Recently, there has been a lot of public discussion, especially on social media, about forest industry products, their degree of processing and lifetime, with questions asked about when new innovations take a concrete form.

Accusations that the forest industry’s export portfolio would consist of raw bulk only are questionable. If the forest sector exports consisted of felled trees as is, this criticism could be more justified. However, that is not the case. Pulp in itself is a processed product.

To ensure that valuable wood materials are fully utilised, they should be used for manufacturing many kinds of products. Pulp is made of small-sized timber from thinning and those log parts that are not accepted by sawmills or board mills to be used as construction materials, for instance. In addition, many new products with higher added value – both existing and those being developed – are pulp-based. Pulp production side streams are also used in paints, glues and transport fuels, for instance.

We need wood-based products, both new and traditional, both short-term and long-term. Notorious short-term products include toilet paper or coffee filter paper, for instance. How many intend to stop using them?

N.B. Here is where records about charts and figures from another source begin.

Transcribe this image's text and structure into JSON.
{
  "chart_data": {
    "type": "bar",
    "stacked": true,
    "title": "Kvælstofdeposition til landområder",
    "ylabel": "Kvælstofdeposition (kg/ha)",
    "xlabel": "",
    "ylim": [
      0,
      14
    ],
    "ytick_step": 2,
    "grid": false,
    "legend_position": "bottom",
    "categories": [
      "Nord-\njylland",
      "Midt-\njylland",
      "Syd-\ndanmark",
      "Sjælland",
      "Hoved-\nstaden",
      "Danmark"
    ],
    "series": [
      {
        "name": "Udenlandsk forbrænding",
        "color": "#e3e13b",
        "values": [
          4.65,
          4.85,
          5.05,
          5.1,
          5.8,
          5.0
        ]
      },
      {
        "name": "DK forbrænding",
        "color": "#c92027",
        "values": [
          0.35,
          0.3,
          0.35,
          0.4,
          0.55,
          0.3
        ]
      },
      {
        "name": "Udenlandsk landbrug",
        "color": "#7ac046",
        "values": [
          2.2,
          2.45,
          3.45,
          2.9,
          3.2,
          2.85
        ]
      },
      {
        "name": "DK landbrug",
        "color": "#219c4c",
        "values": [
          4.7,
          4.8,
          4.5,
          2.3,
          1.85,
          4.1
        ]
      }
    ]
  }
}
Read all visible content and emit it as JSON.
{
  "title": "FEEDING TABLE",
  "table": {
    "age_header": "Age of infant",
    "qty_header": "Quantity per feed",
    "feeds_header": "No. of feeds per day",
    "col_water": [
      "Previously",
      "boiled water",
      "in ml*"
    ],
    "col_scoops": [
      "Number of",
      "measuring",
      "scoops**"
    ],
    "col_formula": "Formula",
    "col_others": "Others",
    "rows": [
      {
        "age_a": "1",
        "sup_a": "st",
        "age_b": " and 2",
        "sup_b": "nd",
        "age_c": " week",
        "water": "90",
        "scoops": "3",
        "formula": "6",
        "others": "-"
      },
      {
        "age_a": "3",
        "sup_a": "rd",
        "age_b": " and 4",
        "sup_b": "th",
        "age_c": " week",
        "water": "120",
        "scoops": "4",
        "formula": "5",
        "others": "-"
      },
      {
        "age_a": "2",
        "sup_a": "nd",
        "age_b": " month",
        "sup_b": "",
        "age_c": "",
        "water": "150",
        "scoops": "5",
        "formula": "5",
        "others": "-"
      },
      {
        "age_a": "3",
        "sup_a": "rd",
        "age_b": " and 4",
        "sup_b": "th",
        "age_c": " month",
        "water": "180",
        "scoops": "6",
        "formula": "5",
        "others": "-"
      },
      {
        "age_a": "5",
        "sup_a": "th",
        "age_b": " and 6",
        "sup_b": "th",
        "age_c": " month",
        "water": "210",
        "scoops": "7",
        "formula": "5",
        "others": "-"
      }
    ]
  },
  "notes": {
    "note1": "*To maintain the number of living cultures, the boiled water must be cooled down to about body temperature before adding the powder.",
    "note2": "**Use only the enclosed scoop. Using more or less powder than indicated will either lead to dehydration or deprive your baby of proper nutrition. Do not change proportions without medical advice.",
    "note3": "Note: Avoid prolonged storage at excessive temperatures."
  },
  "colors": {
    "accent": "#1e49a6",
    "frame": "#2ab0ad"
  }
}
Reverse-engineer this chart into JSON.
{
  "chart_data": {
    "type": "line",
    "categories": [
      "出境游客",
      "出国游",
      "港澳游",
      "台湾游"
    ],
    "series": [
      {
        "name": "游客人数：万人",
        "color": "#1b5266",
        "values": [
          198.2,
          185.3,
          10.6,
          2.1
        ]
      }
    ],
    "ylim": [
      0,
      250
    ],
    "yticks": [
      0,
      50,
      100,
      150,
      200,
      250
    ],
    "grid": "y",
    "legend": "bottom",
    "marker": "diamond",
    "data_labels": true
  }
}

The world is also changing and the demand for products changes alongside it: paperless offices and online magazines have reduced the demand for paper globally. This demand-based change, too, must be taken into account when reviewing products and degrees of processing. On the other hand, the demand for paperboard has increased and keeps on increasing.

The innovation activities of the forest industry do not refer only to brand-new products: RDI work is carried out also to optimise the characteristics and manufacturing processes of existing products as well, when it comes to factors such as environmental impacts. Whether a wood-based product has been used for a long time or is just being developed, what they have in common is the positive climate impacts they have as replacements for equivalent fossil-based materials, such as plastic.

Everyone who has carried out practical RDI work in a laboratory knows that even basic research and the subsequent early stages of the innovation chain require time, skilled professionals and expensive equipment. New technical challenges and investment needs emerge until the production scale is reached. All of this costs money. Consequently, traditional business operations also enable the development of new products and other important RDI activities.

New wood-based products, such as textiles, various kinds of packaging, biomedical products and even washbasins, already exist. The forest sector is important for the national economy already now, not only in the future: approximately one fifth of the value of Finnish goods exports consists of forest industry products. These include both established and new products and both short-term and long-term products – they all are needed.